No caso Diogo, tem-se um histórico de comportamento ritualizado, já que o cliente relata que ainda criança fazia uso de álcool com bastante frequência, que perdurou aproximadamente 10 anos. Posteriormente, ao abrir mão do álcool, começa a utilizar drogas ilícitas, o que dura por volta de 2 anos. Portanto, é possível perceber que os rituais sempre fizeram parte da vida do cliente, apesar do sofrimento sentido por ele. Isso leva a pensar que essa pode ser a forma que ele escolheu para se colocar no mundo.
Mesmo diante de outras possibilidades, o cliente não consegue se movimentar de forma diferente, levando a compulsão para o centro de suas vivências. Porém, para Diogo, se tornou impossível continuar com essas experiências intensas, que têm lhe trazido mais sofrimento do que prazer.
CONCLUSÃO
O processo terapêutico se desenvolve tendo em vista que o cliente consiga perceber o sentido da compulsão em sua vivência, bem como o que ela tenta tamponar. Diogo estabelece uma identificação positiva com a terapeuta, o que possibilita um vínculo terapêutico e um melhor desenvolvimento do processo.
São trabalhadas com Diogo questões voltadas para a sua responsabilização, bem como a forma com que ele lida com as relações afetivas em sua vida, trazendo suas reflexões para o nível dos sentimentos. Esse movimento possibilita um crescimento do cliente, que consegue perceber a pornografia como não sendo o mais importante, mas sim o que está por volta dela. Embora não seja nomeável, o cliente percebe que ele utiliza da pornografia para evitar algum desprazer maior, apesar de seus rituais sexuais e masturbatórios serem atos que lhe trazem angústia e sofrimento.
Foi possível, no decorrer das sessões, trabalhar para que Diogo tirasse o ato masturbatório do centro de suas relações e não buscar apenas remover os rituais, como queria a princípio, por meio de respostas lógicas. Além disso, o cliente consegue perceber que existem fatores não tão visíveis que envolvem a compulsão. Diogo consegue dizer das suas reflexões sobre sua vida, envolvendo e nomeando os sentimentos presentes, o que contribui para o seu desenvolvimento e de suas escolhas, de acordo com suas possibilidades.
REFERÊNCIAS
PRIVAT, Eduard. O que é fenomenologia? Uma metodologia da compreensão. 3. ed. São Paulo: Editora Moraes, 1992, cap. 3, p. 49-69.

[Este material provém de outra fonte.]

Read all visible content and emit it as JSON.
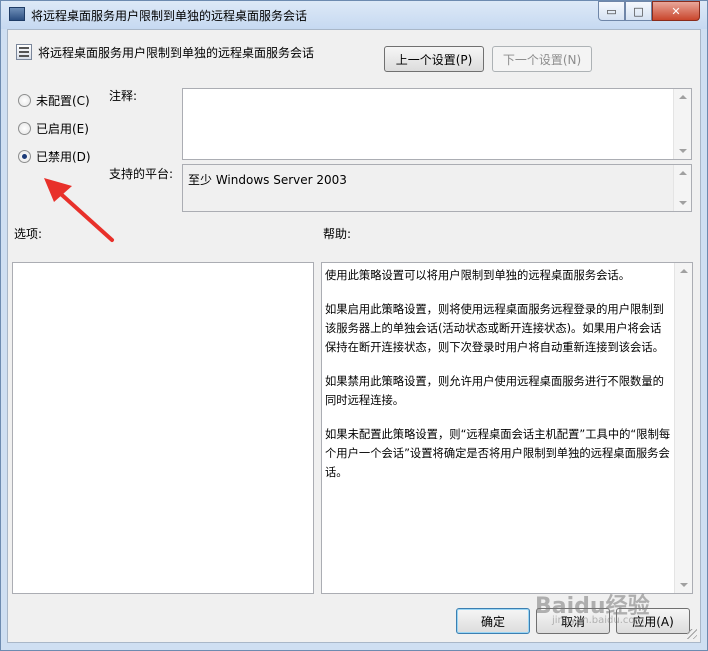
{
  "window": {
    "title": "将远程桌面服务用户限制到单独的远程桌面服务会话",
    "controls": {
      "minimize": "▭",
      "maximize": "□",
      "close": "✕"
    }
  },
  "header": {
    "title": "将远程桌面服务用户限制到单独的远程桌面服务会话",
    "prev_button": "上一个设置(P)",
    "next_button": "下一个设置(N)"
  },
  "state": {
    "options": [
      {
        "label": "未配置(C)",
        "checked": false
      },
      {
        "label": "已启用(E)",
        "checked": false
      },
      {
        "label": "已禁用(D)",
        "checked": true
      }
    ]
  },
  "comment": {
    "label": "注释:",
    "value": ""
  },
  "platform": {
    "label": "支持的平台:",
    "value": "至少 Windows Server 2003"
  },
  "options_section": {
    "label": "选项:"
  },
  "help_section": {
    "label": "帮助:",
    "paragraphs": [
      "使用此策略设置可以将用户限制到单独的远程桌面服务会话。",
      "如果启用此策略设置，则将使用远程桌面服务远程登录的用户限制到该服务器上的单独会话(活动状态或断开连接状态)。如果用户将会话保持在断开连接状态，则下次登录时用户将自动重新连接到该会话。",
      "如果禁用此策略设置，则允许用户使用远程桌面服务进行不限数量的同时远程连接。",
      "如果未配置此策略设置，则“远程桌面会话主机配置”工具中的“限制每个用户一个会话”设置将确定是否将用户限制到单独的远程桌面服务会话。"
    ]
  },
  "footer": {
    "ok": "确定",
    "cancel": "取消",
    "apply": "应用(A)"
  },
  "watermark": {
    "brand": "Baidu经验",
    "url": "jingyan.baidu.com"
  },
  "colors": {
    "annotation_arrow": "#e8302a",
    "window_frame": "#cfdff2"
  }
}
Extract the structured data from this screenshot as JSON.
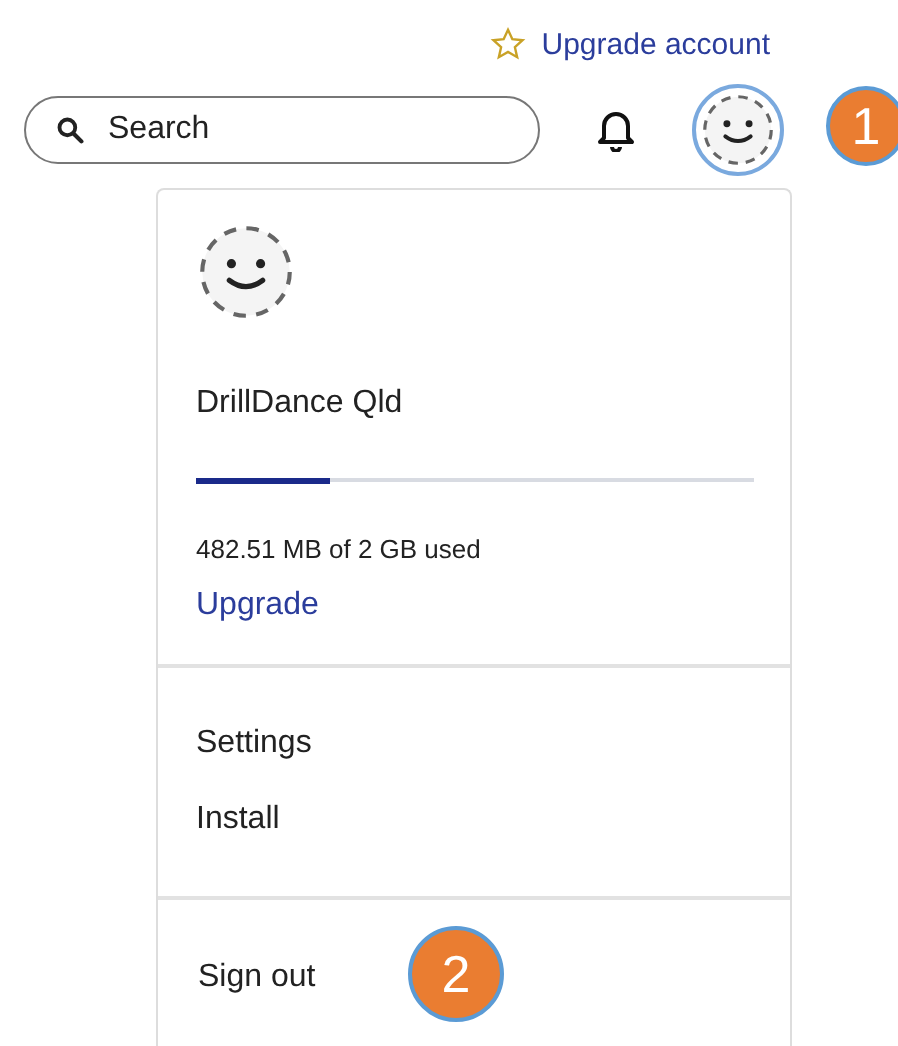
{
  "header": {
    "upgrade_link": "Upgrade account",
    "search": {
      "placeholder": "Search"
    }
  },
  "menu": {
    "name": "DrillDance Qld",
    "storage": {
      "level": 0.24,
      "text": "482.51 MB of 2 GB used"
    },
    "upgrade_link": "Upgrade",
    "items": [
      "Settings",
      "Install"
    ],
    "sign_out": "Sign out"
  },
  "callouts": [
    "1",
    "2"
  ]
}
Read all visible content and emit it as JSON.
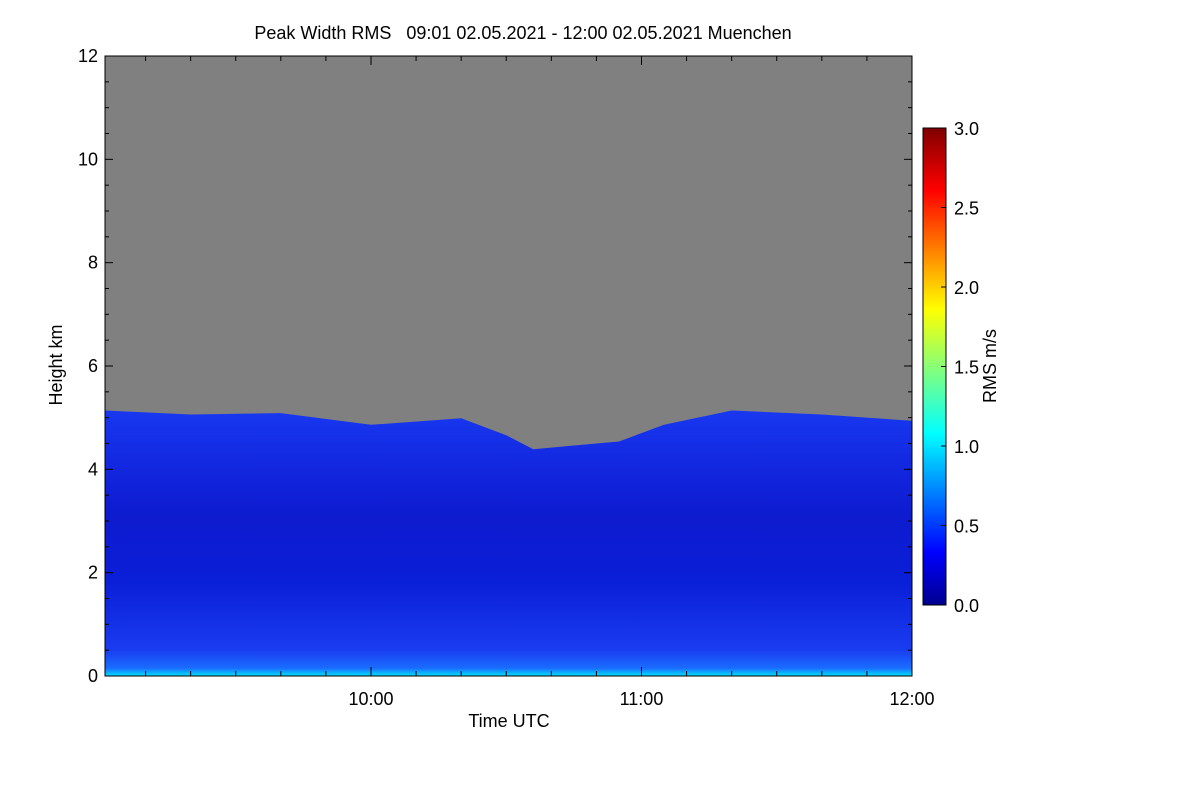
{
  "chart_data": {
    "type": "heatmap",
    "title": "Peak Width RMS   09:01 02.05.2021 - 12:00 02.05.2021 Muenchen",
    "xlabel": "Time UTC",
    "ylabel": "Height km",
    "xlim": [
      "09:01",
      "12:00"
    ],
    "ylim": [
      0,
      12
    ],
    "x_ticks": [
      "10:00",
      "11:00",
      "12:00"
    ],
    "y_ticks": [
      "0",
      "2",
      "4",
      "6",
      "8",
      "10",
      "12"
    ],
    "colorbar": {
      "label": "RMS m/s",
      "range": [
        0.0,
        3.0
      ],
      "ticks": [
        "0.0",
        "0.5",
        "1.0",
        "1.5",
        "2.0",
        "2.5",
        "3.0"
      ],
      "colormap": "jet"
    },
    "no_data_color": "#808080",
    "signal_top_km": {
      "times": [
        "09:01",
        "09:20",
        "09:40",
        "10:00",
        "10:20",
        "10:30",
        "10:36",
        "10:45",
        "10:55",
        "11:05",
        "11:20",
        "11:40",
        "12:00"
      ],
      "heights": [
        5.1,
        5.1,
        5.05,
        4.9,
        4.95,
        4.7,
        4.35,
        4.5,
        4.5,
        4.9,
        5.1,
        5.1,
        4.9
      ]
    },
    "rms_profile": {
      "heights_km": [
        0.0,
        0.2,
        0.5,
        1.0,
        1.5,
        2.0,
        3.0,
        4.0,
        4.5,
        5.0
      ],
      "values": [
        0.95,
        0.75,
        0.45,
        0.4,
        0.35,
        0.3,
        0.25,
        0.3,
        0.4,
        0.4
      ]
    }
  }
}
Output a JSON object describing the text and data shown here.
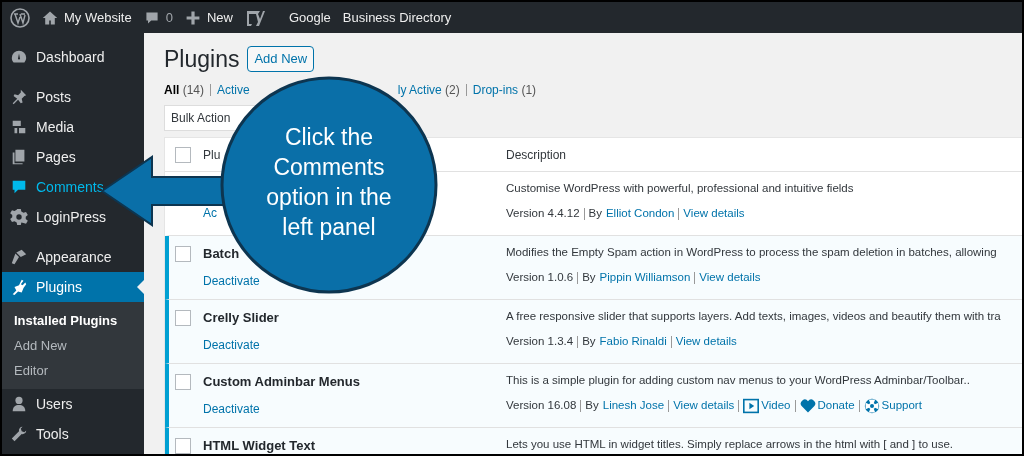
{
  "admin_bar": {
    "site": "My Website",
    "comments": "0",
    "new": "New",
    "links": [
      "Google",
      "Business Directory"
    ]
  },
  "sidebar": {
    "items": [
      {
        "label": "Dashboard",
        "selected": false,
        "highlighted": false
      },
      {
        "label": "Posts",
        "selected": false,
        "highlighted": false
      },
      {
        "label": "Media",
        "selected": false,
        "highlighted": false
      },
      {
        "label": "Pages",
        "selected": false,
        "highlighted": false
      },
      {
        "label": "Comments",
        "selected": false,
        "highlighted": true
      },
      {
        "label": "LoginPress",
        "selected": false,
        "highlighted": false
      },
      {
        "label": "Appearance",
        "selected": false,
        "highlighted": false
      },
      {
        "label": "Plugins",
        "selected": true,
        "highlighted": false,
        "children": [
          {
            "label": "Installed Plugins",
            "selected": true
          },
          {
            "label": "Add New",
            "selected": false
          },
          {
            "label": "Editor",
            "selected": false
          }
        ]
      },
      {
        "label": "Users",
        "selected": false,
        "highlighted": false
      },
      {
        "label": "Tools",
        "selected": false,
        "highlighted": false
      }
    ]
  },
  "page": {
    "title": "Plugins",
    "add_button": "Add New",
    "filters": [
      {
        "label": "All",
        "count": "(14)",
        "selected": true
      },
      {
        "label": "Active",
        "selected": false
      },
      {
        "label": "ly Active",
        "count": "(2)",
        "selected": false
      },
      {
        "label": "Drop-ins",
        "count": "(1)",
        "selected": false
      }
    ],
    "bulk_select": "Bulk Action",
    "table": {
      "select_all": {
        "checked": false
      },
      "columns": [
        "Plu",
        "Description"
      ],
      "rows": [
        {
          "action": "Ac",
          "active": false,
          "description": "Customise WordPress with powerful, professional and intuitive fields",
          "version": "Version 4.4.12",
          "by": "By",
          "author": "Elliot Condon",
          "links": [
            {
              "kind": "text",
              "label": "View details"
            }
          ]
        },
        {
          "name": "Batch",
          "action": "Deactivate",
          "active": true,
          "checked": false,
          "description": "Modifies the Empty Spam action in WordPress to process the spam deletion in batches, allowing",
          "version": "Version 1.0.6",
          "by": "By",
          "author": "Pippin Williamson",
          "links": [
            {
              "kind": "text",
              "label": "View details"
            }
          ]
        },
        {
          "name": "Crelly Slider",
          "action": "Deactivate",
          "active": true,
          "checked": false,
          "description": "A free responsive slider that supports layers. Add texts, images, videos and beautify them with tra",
          "version": "Version 1.3.4",
          "by": "By",
          "author": "Fabio Rinaldi",
          "links": [
            {
              "kind": "text",
              "label": "View details"
            }
          ]
        },
        {
          "name": "Custom Adminbar Menus",
          "action": "Deactivate",
          "active": true,
          "checked": false,
          "description": "This is a simple plugin for adding custom nav menus to your WordPress Adminbar/Toolbar..",
          "version": "Version 16.08",
          "by": "By",
          "author": "Linesh Jose",
          "links": [
            {
              "kind": "text",
              "label": "View details"
            },
            {
              "kind": "video",
              "label": "Video"
            },
            {
              "kind": "heart",
              "label": "Donate"
            },
            {
              "kind": "lifebuoy",
              "label": "Support"
            }
          ]
        },
        {
          "name": "HTML Widget Text",
          "active": true,
          "checked": false,
          "description": "Lets you use HTML in widget titles. Simply replace arrows in the html with [ and ] to use."
        }
      ]
    }
  },
  "callout": {
    "lines": [
      "Click the",
      "Comments",
      "option in the",
      "left panel"
    ]
  }
}
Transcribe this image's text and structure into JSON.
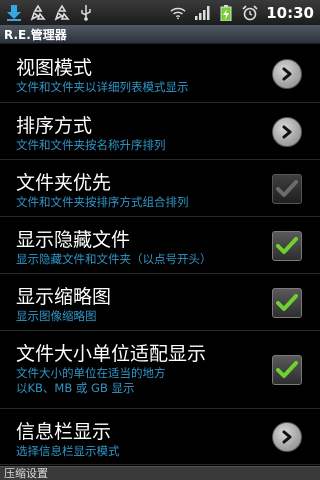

RODRIGUES, Joelson Tavares. Compulsividade: a marca de um tempo? In: FEIJOO, Ana Maria Lopez de, et al. (Org.). Intervenções fenomenológico-existenciais para o sofrimento psíquico na atualidade. Rio de Janeiro: GdN editora, 2008, cap. 7, p. 182-201.
ROMERO, Emílio. As abordagens do psicopatológico e a questão do modelo epistêmico. In: ______. O inquilino do imaginário: as novas formas de alienação. 3. ed. São Paulo: Lemos Editorial, 2001, cap. 1, p. 11-38.
ROMERO, Emílio. O enfoque fenomenológico existencial em psicopatologia. In: ______. O inquilino do imaginário: asnovas formas de alienação. 3. ed. São Paulo: Lemos Editorial, 2001, cap. 2, p. 39-62.
RUDIO, Victor Franz. O que se entende por “Psicoterapia existencial?” In: ______. Dialogo maiêutico e psicoterapia existencial. São José dos Campos: Novos Horizontes, 2001, cap. 1, p. 88-108.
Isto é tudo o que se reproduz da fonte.